Acting as a catalyst in living cells, enzymes are specialized to make a particular chemical reaction occur more quickly, according to the National Human Genome Research Institute

Researchers from the Zhao Group, a team of scientists led by professor Huimin Zhao, published a deep-learning algorithm that can predict an enzyme’s functions based on its amino acid sequences.

The tool, dubbed CLEAN, is available online.

“There are many (enzyme) applications,” Zhao said. “That’s why researchers are very interested in identifying enzymes with the proper functions.”

The applications of CLEAN extend into many industries, he said. Enzymes have been used in food processing, medicine and the treatment of leather, according to Sepmag.

The tool predicts whether an enzyme can function above room temperature, which would remove the need for its refrigeration, Zhao said.

As the algorithm develops, he said his team can continue enhancing its knowledge base with new datasets. 

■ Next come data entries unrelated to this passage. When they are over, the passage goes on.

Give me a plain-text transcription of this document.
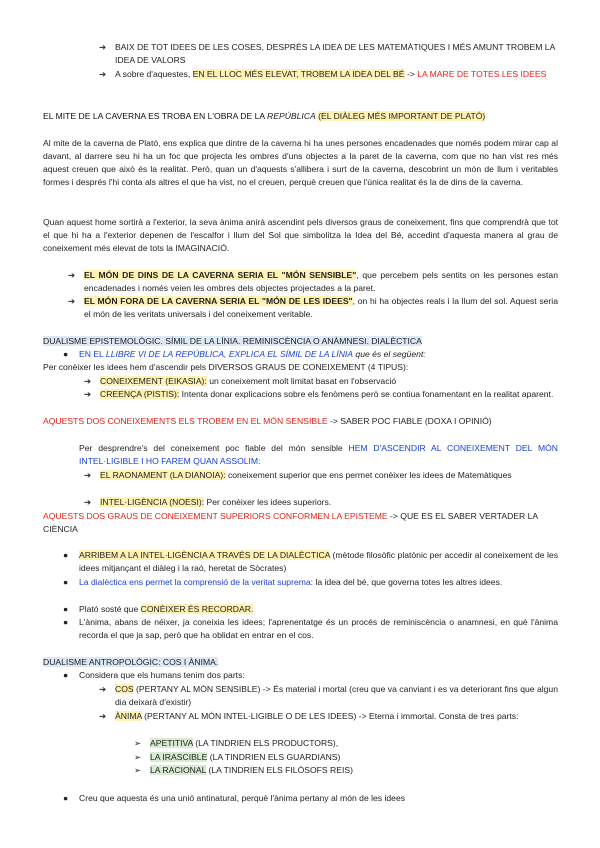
➔	BAIX DE TOT IDEES DE LES COSES, DESPRÉS LA IDEA DE LES MATEMÀTIQUES I MÉS AMUNT TROBEM LA IDEA DE VALORS
➔	A sobre d'aquestes, EN EL LLOC MÉS ELEVAT, TROBEM LA IDEA DEL BÉ -> LA MARE DE TOTES LES IDEES
EL MITE DE LA CAVERNA ES TROBA EN L'OBRA DE LA REPÚBLICA (EL DIÀLEG MÉS IMPORTANT DE PLATÓ)
Al mite de la caverna de Plató, ens explica que dintre de la caverna hi ha unes persones encadenades que només podem mirar cap al davant, al darrere seu hi ha un foc que projecta les ombres d'uns objectes a la paret de la caverna, com que no han vist res més aquest creuen que això és la realitat. Però, quan un d'aquests s'allibera i surt de la caverna, descobrint un món de llum i veritables formes i després l'hi conta als altres el que ha vist, no el creuen, perquè creuen que l'única realitat és la de dins de la caverna.
Quan aquest home sortirà a l'exterior, la seva ànima anirà ascendint pels diversos graus de coneixement, fins que comprendrà que tot el que hi ha a l'exterior depenen de l'escalfor i llum del Sol que simbolitza la Idea del Bé, accedint d'aquesta manera al grau de coneixement més elevat de tots la IMAGINACIÓ.
➔	EL MÓN DE DINS DE LA CAVERNA SERIA EL "MÓN SENSIBLE", que percebem pels sentits on les persones estan encadenades i només veien les ombres dels objectes projectades a la paret.
➔	EL MÓN FORA DE LA CAVERNA SERIA EL "MÓN DE LES IDEES", on hi ha objectes reals i la llum del sol. Aquest seria el món de les veritats universals i del coneixement veritable.
DUALISME EPISTEMOLÒGIC. SÍMIL DE LA LÍNIA. REMINISCÈNCIA O ANÀMNESI. DIALÈCTICA
●	EN EL LLIBRE VI DE LA REPÚBLICA, EXPLICA EL SÍMIL DE LA LÍNIA que és el següent:
Per conèixer les idees hem d'ascendir pels DIVERSOS GRAUS DE CONEIXEMENT (4 TIPUS):
➔	CONEIXEMENT (EIKASIA): un coneixement molt limitat basat en l'observació
➔	CREENÇA (PISTIS): Intenta donar explicacions sobre els fenòmens però se contiua fonamentant en la realitat aparent.
AQUESTS DOS CONEIXEMENTS ELS TROBEM EN EL MÓN SENSIBLE -> SABER POC FIABLE (DOXA I OPINIÓ)
Per desprendre's del coneixement poc fiable del món sensible HEM D'ASCENDIR AL CONEIXEMENT DEL MÓN INTEL·LIGIBLE I HO FAREM QUAN ASSOLIM:
➔	EL RAONAMENT (LA DIANOIA): coneixement superior que ens permet conèixer les idees de Matemàtiques
➔	INTEL·LIGÈNCIA (NOESI): Per conèixer les idees superiors.
AQUESTS DOS GRAUS DE CONEIXEMENT SUPERIORS CONFORMEN LA EPISTEME -> QUE ES EL SABER VERTADER LA CIÈNCIA
●	ARRIBEM A LA INTEL·LIGÈNCIA A TRAVÉS DE LA DIALÈCTICA (mètode filosòfic platònic per accedir al coneixement de les idees mitjançant el diàleg i la raó, heretat de Sòcrates)
●	La dialèctica ens permet la comprensió de la veritat suprema: la idea del bé, que governa totes les altres idees.
●	Plató sosté que CONÈIXER ÉS RECORDAR.
●	L'ànima, abans de néixer, ja coneixia les idees; l'aprenentatge és un procés de reminiscència o anamnesi, en què l'ànima recorda el que ja sap, però que ha oblidat en entrar en el cos.
DUALISME ANTROPOLÒGIC: COS I ÀNIMA.
●	Considera que els humans tenim dos parts:
➔	COS (PERTANY AL MÓN SENSIBLE) -> És material i mortal (creu que va canviant i es va deteriorant fins que algun dia deixarà d'existir)
➔	ÀNIMA (PERTANY AL MÓN INTEL·LIGIBLE O DE LES IDEES) -> Eterna i immortal. Consta de tres parts:
➢	APETITIVA (LA TINDRIEN ELS PRODUCTORS),
➢	LA IRASCIBLE (LA TINDRIEN ELS GUARDIANS)
➢	LA RACIONAL (LA TINDRIEN ELS FILÒSOFS REIS)
●	Creu que aquesta és una unió antinatural, perquè l'ànima pertany al món de les idees
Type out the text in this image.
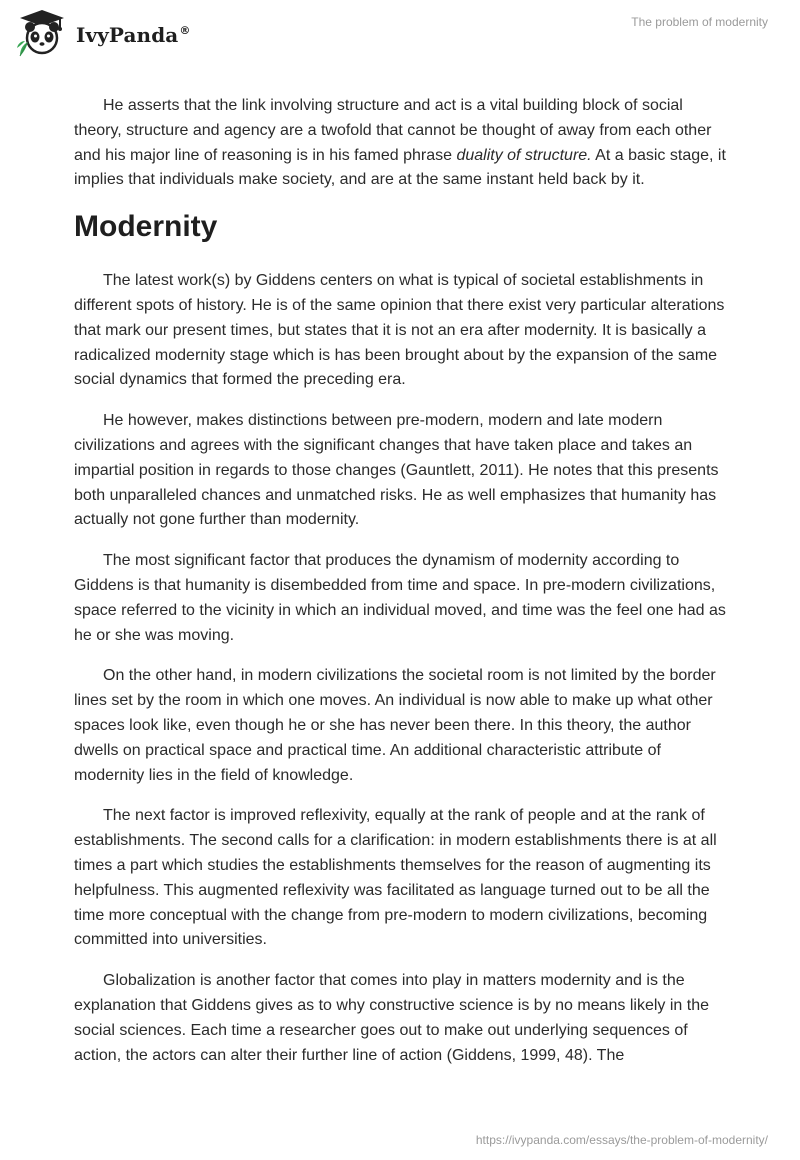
IvyPanda®
The problem of modernity

He asserts that the link involving structure and act is a vital building block of social theory, structure and agency are a twofold that cannot be thought of away from each other and his major line of reasoning is in his famed phrase duality of structure. At a basic stage, it implies that individuals make society, and are at the same instant held back by it.

Modernity

The latest work(s) by Giddens centers on what is typical of societal establishments in different spots of history. He is of the same opinion that there exist very particular alterations that mark our present times, but states that it is not an era after modernity. It is basically a radicalized modernity stage which is has been brought about by the expansion of the same social dynamics that formed the preceding era.

He however, makes distinctions between pre-modern, modern and late modern civilizations and agrees with the significant changes that have taken place and takes an impartial position in regards to those changes (Gauntlett, 2011). He notes that this presents both unparalleled chances and unmatched risks. He as well emphasizes that humanity has actually not gone further than modernity.

The most significant factor that produces the dynamism of modernity according to Giddens is that humanity is disembedded from time and space. In pre-modern civilizations, space referred to the vicinity in which an individual moved, and time was the feel one had as he or she was moving.

On the other hand, in modern civilizations the societal room is not limited by the border lines set by the room in which one moves. An individual is now able to make up what other spaces look like, even though he or she has never been there. In this theory, the author dwells on practical space and practical time. An additional characteristic attribute of modernity lies in the field of knowledge.

The next factor is improved reflexivity, equally at the rank of people and at the rank of establishments. The second calls for a clarification: in modern establishments there is at all times a part which studies the establishments themselves for the reason of augmenting its helpfulness. This augmented reflexivity was facilitated as language turned out to be all the time more conceptual with the change from pre-modern to modern civilizations, becoming committed into universities.

Globalization is another factor that comes into play in matters modernity and is the explanation that Giddens gives as to why constructive science is by no means likely in the social sciences. Each time a researcher goes out to make out underlying sequences of action, the actors can alter their further line of action (Giddens, 1999, 48). The

https://ivypanda.com/essays/the-problem-of-modernity/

“Those proteins have never been seen by the machine-learning model, and yet, we can predict the function,” Zhao said. 

In the future, Zhao said he wants to expand this algorithm beyond enzymes and into other proteins.

“I’m very excited for this work,” he said. “I know this is just the beginning.”

Tianhao Yu, a graduate student at the University of Illinois, worked with Zhao and other researchers to create CLEAN.

In the process, Yu said the team had to watch for bias in the data they fed the algorithm.

“If there is a pre-existing bias to the training data that we are not aware of, then the prediction would also be biased,” Yu said.

The enzymes that scientists use in chemistry are well-studied, while unused enzymes have less data, Yu said. 

If the team did not account for the imbalance of data, he said the algorithm would predict common enzymes more often.

To combat this, Yu said the team trained the algorithm on contrastive learning. Rather than comparing the data randomly, the enzymes would be grouped by function. These groups would then be compared against each other.

The database will continue being updated with new data until people lose interest in CLEAN or a new tool comes around to analyze enzyme functions, he said.

“If someone actually develops something, some new enzymes, new functions based on our tools, that would be very exciting,” Yu said.